2017 yılının ilk yarısında küresel ekonomik büyümenin ve ticaretin giderek güçlenmesi ve artan risk iştahıyla gelişmekte olan ülkelere sermaye akışı hızlanmıştır. 2015 ve 2016 yıllarında ortalama 120 milyar dolar olan brüt sermaye girişlerinin 2017 yılının sadece ilk yarısında 200 milyar dolar olarak gerçekleşmesi beklenmektedir.
Sayın Başkan, değerli üyeler; küresel ekonomide kısa vadeli riskler daha dengeli hâle gelirken, küresel piyasalardaki dalgalanmaların derecesini gösteren küresel oynaklık endeksi de tarihsel olarak en düşük seviyelere inmiştir. Risk algısındaki düşük seyir özellikle gelişmekte olan ülkelerin finansal piyasalarına da olumlu şekilde yansımaktadır.
Küresel görünüm üzerinde yakın vadede aşağı yönlü risk oluşturan hususlardan biri, gelişmiş ülke merkez bankalarının beklenenden önce parasal sıkılaşmaya gitmesi ile olası bir likidite daralmasına bağlı olarak küresel risk iştahının azalmasıdır. Ayrıca korumacılık eğilimlerinin artması, artan borçluluk ve jeopolitik riskler de yakın vadede küresel ekonomi üzerinde temel riskleri oluşturmaktadır.
Orta vadede ise yapısal reformların beklenenden daha geç hayata geçirilmesi nedeniyle, global ölçekte görülen temel yapısal sorunların çözülememesi ve görülen yaşlanma ile verimlilik artışının düşük kalması gibi hususlar küresel ekonomik görünüm üzerinde risk oluşturmaktadır.

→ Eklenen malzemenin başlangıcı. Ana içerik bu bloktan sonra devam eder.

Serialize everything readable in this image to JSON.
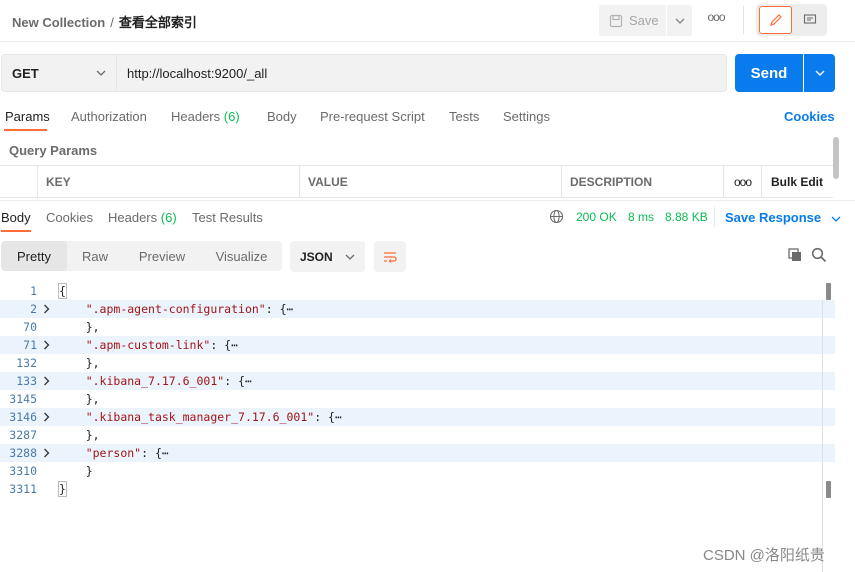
{
  "header": {
    "collection": "New Collection",
    "separator": "/",
    "request_name": "查看全部索引",
    "save_label": "Save",
    "more": "ooo"
  },
  "request": {
    "method": "GET",
    "url": "http://localhost:9200/_all",
    "send_label": "Send"
  },
  "request_tabs": [
    {
      "label": "Params"
    },
    {
      "label": "Authorization"
    },
    {
      "label": "Headers",
      "count": "(6)"
    },
    {
      "label": "Body"
    },
    {
      "label": "Pre-request Script"
    },
    {
      "label": "Tests"
    },
    {
      "label": "Settings"
    }
  ],
  "cookies_link": "Cookies",
  "query_params": {
    "title": "Query Params",
    "columns": [
      "KEY",
      "VALUE",
      "DESCRIPTION"
    ],
    "more": "ooo",
    "bulk_edit": "Bulk Edit"
  },
  "response_tabs": [
    {
      "label": "Body"
    },
    {
      "label": "Cookies"
    },
    {
      "label": "Headers",
      "count": "(6)"
    },
    {
      "label": "Test Results"
    }
  ],
  "response_status": {
    "status": "200 OK",
    "time": "8 ms",
    "size": "8.88 KB",
    "save_response": "Save Response"
  },
  "view_modes": [
    "Pretty",
    "Raw",
    "Preview",
    "Visualize"
  ],
  "format": "JSON",
  "code_lines": [
    {
      "num": "1",
      "text": "{",
      "fold": false,
      "hl": false
    },
    {
      "num": "2",
      "key": "\".apm-agent-configuration\"",
      "rest": ": {",
      "ellipsis": "⋯",
      "fold": true,
      "hl": true
    },
    {
      "num": "70",
      "text": "    },",
      "fold": false,
      "hl": false
    },
    {
      "num": "71",
      "key": "\".apm-custom-link\"",
      "rest": ": {",
      "ellipsis": "⋯",
      "fold": true,
      "hl": true
    },
    {
      "num": "132",
      "text": "    },",
      "fold": false,
      "hl": false
    },
    {
      "num": "133",
      "key": "\".kibana_7.17.6_001\"",
      "rest": ": {",
      "ellipsis": "⋯",
      "fold": true,
      "hl": true
    },
    {
      "num": "3145",
      "text": "    },",
      "fold": false,
      "hl": false
    },
    {
      "num": "3146",
      "key": "\".kibana_task_manager_7.17.6_001\"",
      "rest": ": {",
      "ellipsis": "⋯",
      "fold": true,
      "hl": true
    },
    {
      "num": "3287",
      "text": "    },",
      "fold": false,
      "hl": false
    },
    {
      "num": "3288",
      "key": "\"person\"",
      "rest": ": {",
      "ellipsis": "⋯",
      "fold": true,
      "hl": true
    },
    {
      "num": "3310",
      "text": "    }",
      "fold": false,
      "hl": false
    },
    {
      "num": "3311",
      "text": "}",
      "fold": false,
      "hl": false
    }
  ],
  "watermark": "CSDN @洛阳纸贵",
  "colors": {
    "accent_orange": "#ff6c37",
    "primary_blue": "#097bed",
    "status_green": "#0cbb52",
    "json_key": "#a31515"
  }
}
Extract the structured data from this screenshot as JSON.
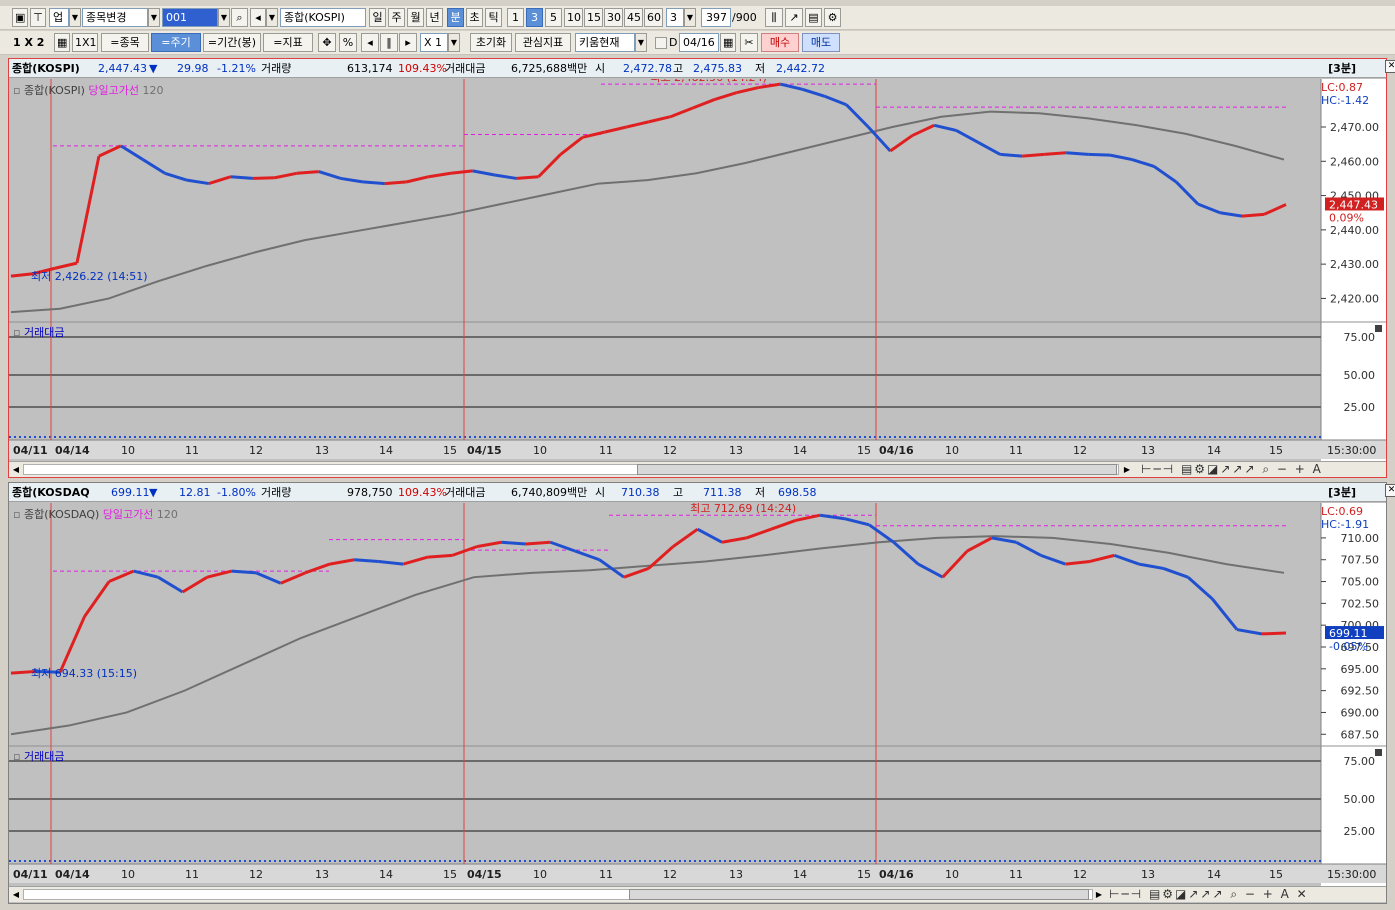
{
  "toolbar1": {
    "market": "업",
    "change_stock": "종목변경",
    "code": "001",
    "name": "종합(KOSPI)",
    "periods": [
      "일",
      "주",
      "월",
      "년",
      "분",
      "초",
      "틱"
    ],
    "active_period": "분",
    "intervals": [
      "1",
      "3",
      "5",
      "10",
      "15",
      "30",
      "45",
      "60"
    ],
    "active_interval": "3",
    "interval_value": "3",
    "count": "397",
    "count_max": "/900"
  },
  "toolbar2": {
    "layout": "1 X 2",
    "layout2": "1X1",
    "btn_stock": "=종목",
    "btn_period": "=주기",
    "btn_range": "=기간(봉)",
    "btn_indicator": "=지표",
    "percent": "%",
    "zoom": "X 1",
    "reset": "초기화",
    "watch_indicator": "관심지표",
    "kiwoom": "키움현재",
    "d_label": "D",
    "date": "04/16",
    "buy": "매수",
    "sell": "매도"
  },
  "panels": [
    {
      "info": {
        "name": "종합(KOSPI)",
        "price": "2,447.43",
        "arrow": "▼",
        "change": "29.98",
        "rate": "-1.21%",
        "vol_label": "거래량",
        "volume": "613,174",
        "vol_rate": "109.43%",
        "amt_label": "거래대금",
        "amount": "6,725,688백만",
        "open_label": "시",
        "open": "2,472.78",
        "high_label": "고",
        "high": "2,475.83",
        "low_label": "저",
        "low": "2,442.72",
        "timeframe": "[3분]"
      },
      "legend": {
        "name": "종합(KOSPI)",
        "ma": "당일고가선",
        "period": "120"
      },
      "lc": "LC:0.87",
      "hc": "HC:-1.42",
      "last_price": "2,447.43",
      "last_rate": "0.09%",
      "last_color": "#d02020",
      "high_note": "최고 2,482.56 (14:24)",
      "low_note": "최저 2,426.22 (14:51)",
      "y_ticks": [
        "2,470.00",
        "2,460.00",
        "2,450.00",
        "2,440.00",
        "2,430.00",
        "2,420.00"
      ],
      "sub_label": "거래대금",
      "sub_ticks": [
        "75.00",
        "50.00",
        "25.00"
      ],
      "x_labels": [
        "04/11",
        "04/14",
        "10",
        "11",
        "12",
        "13",
        "14",
        "15",
        "04/15",
        "10",
        "11",
        "12",
        "13",
        "14",
        "15",
        "04/16",
        "10",
        "11",
        "12",
        "13",
        "14",
        "15"
      ],
      "time": "15:30:00",
      "chart_data": {
        "type": "line",
        "title": "종합(KOSPI)",
        "ylim": [
          2414,
          2484
        ],
        "y_tick_values": [
          2470,
          2460,
          2450,
          2440,
          2430,
          2420
        ],
        "x_labels": [
          "04/11",
          "04/14",
          "10",
          "11",
          "12",
          "13",
          "14",
          "15",
          "04/15",
          "10",
          "11",
          "12",
          "13",
          "14",
          "15",
          "04/16",
          "10",
          "11",
          "12",
          "13",
          "14",
          "15"
        ],
        "series": [
          {
            "name": "종합(KOSPI)",
            "color": "#2050d0",
            "values": [
              2426.5,
              2427.2,
              2428.8,
              2430.3,
              2461.5,
              2464.5,
              2460.5,
              2456.5,
              2454.5,
              2453.5,
              2455.5,
              2455.0,
              2455.2,
              2456.5,
              2457.0,
              2455.0,
              2454.0,
              2453.5,
              2454.0,
              2455.5,
              2456.5,
              2457.2,
              2456.0,
              2455.0,
              2455.5,
              2462.0,
              2467.0,
              2468.5,
              2470.0,
              2471.5,
              2473.0,
              2475.5,
              2478.0,
              2480.0,
              2481.5,
              2482.5,
              2481.0,
              2479.0,
              2476.5,
              2470.0,
              2463.0,
              2467.5,
              2470.5,
              2469.0,
              2465.5,
              2462.0,
              2461.5,
              2462.0,
              2462.5,
              2462.0,
              2461.8,
              2460.5,
              2458.5,
              2454.0,
              2447.5,
              2445.0,
              2444.0,
              2444.5,
              2447.4
            ]
          },
          {
            "name": "당일고가선",
            "color": "#e020e0",
            "values": [
              2464.5,
              2464.5,
              2464.5,
              2482.5,
              2482.5,
              2475.8,
              2475.8
            ]
          },
          {
            "name": "120",
            "color": "#707070",
            "values": [
              2416.0,
              2417.0,
              2420.0,
              2425.0,
              2429.5,
              2433.5,
              2437.0,
              2439.5,
              2442.0,
              2444.5,
              2447.5,
              2450.5,
              2453.5,
              2454.5,
              2456.5,
              2459.5,
              2463.0,
              2466.5,
              2470.0,
              2473.0,
              2474.5,
              2474.0,
              2472.5,
              2470.5,
              2468.0,
              2464.5,
              2460.5
            ]
          }
        ]
      }
    },
    {
      "info": {
        "name": "종합(KOSDAQ",
        "price": "699.11",
        "arrow": "▼",
        "change": "12.81",
        "rate": "-1.80%",
        "vol_label": "거래량",
        "volume": "978,750",
        "vol_rate": "109.43%",
        "amt_label": "거래대금",
        "amount": "6,740,809백만",
        "open_label": "시",
        "open": "710.38",
        "high_label": "고",
        "high": "711.38",
        "low_label": "저",
        "low": "698.58",
        "timeframe": "[3분]"
      },
      "legend": {
        "name": "종합(KOSDAQ)",
        "ma": "당일고가선",
        "period": "120"
      },
      "lc": "LC:0.69",
      "hc": "HC:-1.91",
      "last_price": "699.11",
      "last_rate": "-0.05%",
      "last_color": "#1040c0",
      "high_note": "최고 712.69 (14:24)",
      "low_note": "최저 694.33 (15:15)",
      "y_ticks": [
        "710.00",
        "707.50",
        "705.00",
        "702.50",
        "700.00",
        "697.50",
        "695.00",
        "692.50",
        "690.00",
        "687.50"
      ],
      "sub_label": "거래대금",
      "sub_ticks": [
        "75.00",
        "50.00",
        "25.00"
      ],
      "x_labels": [
        "04/11",
        "04/14",
        "10",
        "11",
        "12",
        "13",
        "14",
        "15",
        "04/15",
        "10",
        "11",
        "12",
        "13",
        "14",
        "15",
        "04/16",
        "10",
        "11",
        "12",
        "13",
        "14",
        "15"
      ],
      "time": "15:30:00",
      "chart_data": {
        "type": "line",
        "title": "종합(KOSDAQ)",
        "ylim": [
          686.5,
          714
        ],
        "y_tick_values": [
          710,
          707.5,
          705,
          702.5,
          700,
          697.5,
          695,
          692.5,
          690,
          687.5
        ],
        "x_labels": [
          "04/11",
          "04/14",
          "10",
          "11",
          "12",
          "13",
          "14",
          "15",
          "04/15",
          "10",
          "11",
          "12",
          "13",
          "14",
          "15",
          "04/16",
          "10",
          "11",
          "12",
          "13",
          "14",
          "15"
        ],
        "series": [
          {
            "name": "종합(KOSDAQ)",
            "color": "#2050d0",
            "values": [
              694.5,
              694.7,
              694.6,
              701.0,
              705.0,
              706.2,
              705.5,
              703.8,
              705.5,
              706.2,
              706.0,
              704.8,
              706.0,
              707.0,
              707.5,
              707.3,
              707.0,
              707.8,
              708.0,
              709.0,
              709.5,
              709.3,
              709.5,
              708.5,
              707.5,
              705.5,
              706.5,
              709.0,
              711.0,
              709.5,
              710.0,
              711.0,
              712.0,
              712.6,
              712.2,
              711.5,
              709.5,
              707.0,
              705.5,
              708.5,
              710.0,
              709.5,
              708.0,
              707.0,
              707.3,
              708.0,
              707.0,
              706.5,
              705.5,
              703.0,
              699.5,
              699.0,
              699.1
            ]
          },
          {
            "name": "당일고가선",
            "color": "#e020e0",
            "values": [
              706.2,
              706.2,
              709.8,
              709.8,
              712.6,
              712.6,
              711.4,
              711.4
            ]
          },
          {
            "name": "120",
            "color": "#707070",
            "values": [
              687.5,
              688.5,
              690.0,
              692.5,
              695.5,
              698.5,
              701.0,
              703.5,
              705.5,
              706.0,
              706.3,
              706.8,
              707.3,
              708.0,
              708.8,
              709.5,
              710.0,
              710.2,
              710.0,
              709.3,
              708.3,
              707.0,
              706.0
            ]
          }
        ]
      }
    }
  ],
  "colors": {
    "up": "#e02020",
    "down": "#2050d0",
    "high_line": "#e020e0",
    "ma": "#707070",
    "background": "#c0c0c0",
    "day_divider": "#e04040"
  }
}
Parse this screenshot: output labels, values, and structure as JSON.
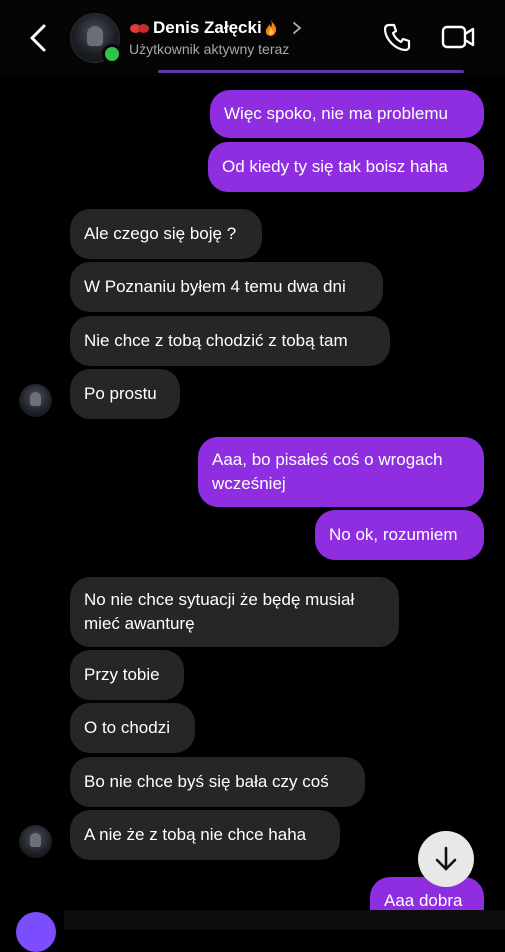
{
  "header": {
    "name": "Denis Załęcki",
    "status": "Użytkownik aktywny teraz",
    "icons": [
      "back-chevron-icon",
      "boxing-gloves-emoji",
      "fire-emoji",
      "chevron-right-icon",
      "phone-icon",
      "video-icon"
    ]
  },
  "messages": [
    {
      "side": "out",
      "text": "Więc spoko, nie ma problemu"
    },
    {
      "side": "out",
      "text": "Od kiedy ty się tak boisz haha"
    },
    {
      "side": "in",
      "text": "Ale czego się boję ?"
    },
    {
      "side": "in",
      "text": "W Poznaniu byłem 4 temu dwa dni"
    },
    {
      "side": "in",
      "text": "Nie chce z tobą chodzić z tobą tam"
    },
    {
      "side": "in",
      "text": "Po prostu"
    },
    {
      "side": "out",
      "line1": "Aaa, bo pisałeś coś o wrogach",
      "line2": "wcześniej"
    },
    {
      "side": "out",
      "text": "No ok, rozumiem"
    },
    {
      "side": "in",
      "line1": "No nie chce sytuacji że będę musiał",
      "line2": "mieć awanturę"
    },
    {
      "side": "in",
      "text": "Przy tobie"
    },
    {
      "side": "in",
      "text": "O to chodzi"
    },
    {
      "side": "in",
      "text": "Bo nie chce byś się bała czy coś"
    },
    {
      "side": "in",
      "text": "A nie że z tobą nie chce haha"
    },
    {
      "side": "out",
      "text": "Aaa dobra"
    }
  ],
  "colors": {
    "outgoing_bubble": "#8e2ee0",
    "incoming_bubble": "#262626",
    "online": "#31c24a",
    "background": "#000000"
  }
}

Sayın Başkan, değerli üyeler; Türkiye ekonomisi küresel kriz sonrası dönemde büyüme performansı bakımından oldukça olumlu bir görünüm, olumlu bir performans göstermiştir. Bu dönemde yani 2010-2017 döneminde ekonomimizin sağlam temelleri, uyguladığımız doğru ekonomi politikaları, dinamik özel sektörümüz, sağlıklı bankacılık sistemi ve kamu mali dengeleriyle Türkiye ekonomisi güçlü büyüme trendini sürdürdü. 2010-2017 döneminde Türkiye ekonomisi ortalama yüzde 6,6 oranında büyüdü. Aynı dönemde, Çin ve Hindistan hariç, gelişmekte olan ülkeler ortalama yüzde 3,6 büyürken, gelişmiş ülkelerde ise büyüme oranı ortalama yüzde 1,9 seviyesinde kalmıştır.
2016 yılının ilk yarısında gelişmekte olan ekonomilerden pozitif yönde ayrışarak yüzde 4,9 büyüyen Türkiye ekonomisi, 15 Temmuz alçak darbe girişiminin etkileri, terör saldırıları, turizmdeki daralma ve zayıf dış talep nedeniyle olumsuz etkilenmiştir. Bu kapsamda, üçüncü çeyrekte ekonomi yüzde 0,8 daralmıştır. Ancak Hükûmet olarak uygulamaya koyduğumuz doğru makroekonomik politikalar ve aldığımız tedbirler sayesinde Türkiye ekonomisi çok hızlı bir şekilde toparlandı.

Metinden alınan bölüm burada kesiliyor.